Allamanda is best transplanted as needed. Rapidly developing plants are transferred to new, large containers annually, but adults can be transferred to new containers only after filling the earthen coma with rhizome, with a frequency of only 2-3 years. A transplant is performed in the spring, after the completion of the dormant stage.
If you want to grow allamanda as a shrub, then it is very important for her to choose not too large and wide containers: the closer the pot, the easier it is to form thick curtains.
This houseplant is easy enough to propagate. For this, you can use both seeds and cuttings.
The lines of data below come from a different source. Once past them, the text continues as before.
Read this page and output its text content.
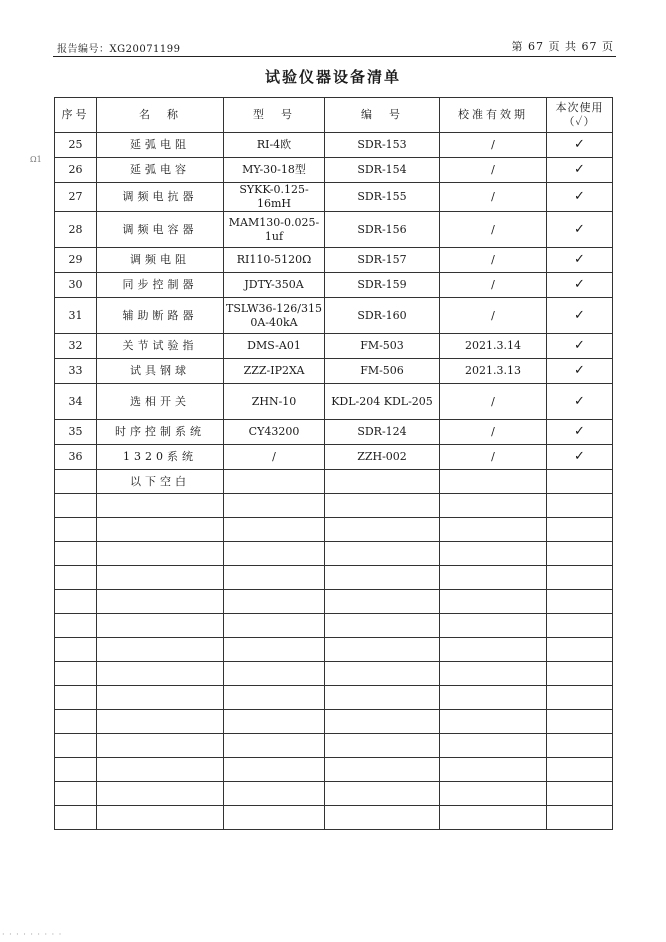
报告编号：XG20071199	第 67 页 共 67 页
试验仪器设备清单
Ω1
· · · · · · · · ·
序号	名　称	型　号	编　号	校准有效期	本次使用
（✓）

25	延弧电阻	RI-4欧	SDR-153	/	✓
26	延弧电容	MY-30-18型	SDR-154	/	✓
27	调频电抗器	SYKK-0.125-16mH	SDR-155	/	✓
28	调频电容器	MAM130-0.025-1uf	SDR-156	/	✓
29	调频电阻	RI110-5120Ω	SDR-157	/	✓
30	同步控制器	JDTY-350A	SDR-159	/	✓
31	辅助断路器	TSLW36-126/3150A-40kA	SDR-160	/	✓
32	关节试验指	DMS-A01	FM-503	2021.3.14	✓
33	试具钢球	ZZZ-IP2XA	FM-506	2021.3.13	✓
34	选相开关	ZHN-10	KDL-204 KDL-205	/	✓
35	时序控制系统	CY43200	SDR-124	/	✓
36	1320系统	/	ZZH-002	/	✓
	以下空白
Allamanda seeds are sown according to the standard technique in a mixture of peat and sand, previously moistened with warm water. Seeds are rarely laid out, immediately covered with glass or film. For allamanda, you need to create a warm environment with a temperature of 22 to 25 degrees. Humidity is very important for germination, which is maintained by regular spraying. Aeration of crops is carried out daily. Allamanda seeds germinate slowly, sometimes the process takes up to 2 months.
Cutting cuttings is best at the very beginning of active development, in February-April, using semi-lignified shoots up to 10 cm long. Cuttings can be rooted simply in moist sand, after treatment with a growth stimulant and with mandatory lower heating. For grafting, you need to create the same conditions as for seeds - a temperature of about 23-25 degrees Celsius, constant spraying and airing. After rooting, the cuttings are transplanted into a regular substrate and grown as seedlings, only after 4-6 weeks they switch to a typical allamand care for adults.
Pests and diseases in allamanda
Under comfortable conditions, allamanda is a fairly stable culture. If the air is too dry or in a weakened state, it is vulnerable to spider mites, whiteflies and nematodes. Pest control is better with integrated measures.
Common growing problems:
- curl of leaves with excessive watering or hypothermia;
- brown leaves at low temperatures or dampness;
- elongation of shoots and pallor of greens with poor lighting or insufficient nutrition;
- the appearance of black spots at the base of shoots is waterlogging or an urgent need for increased lighting.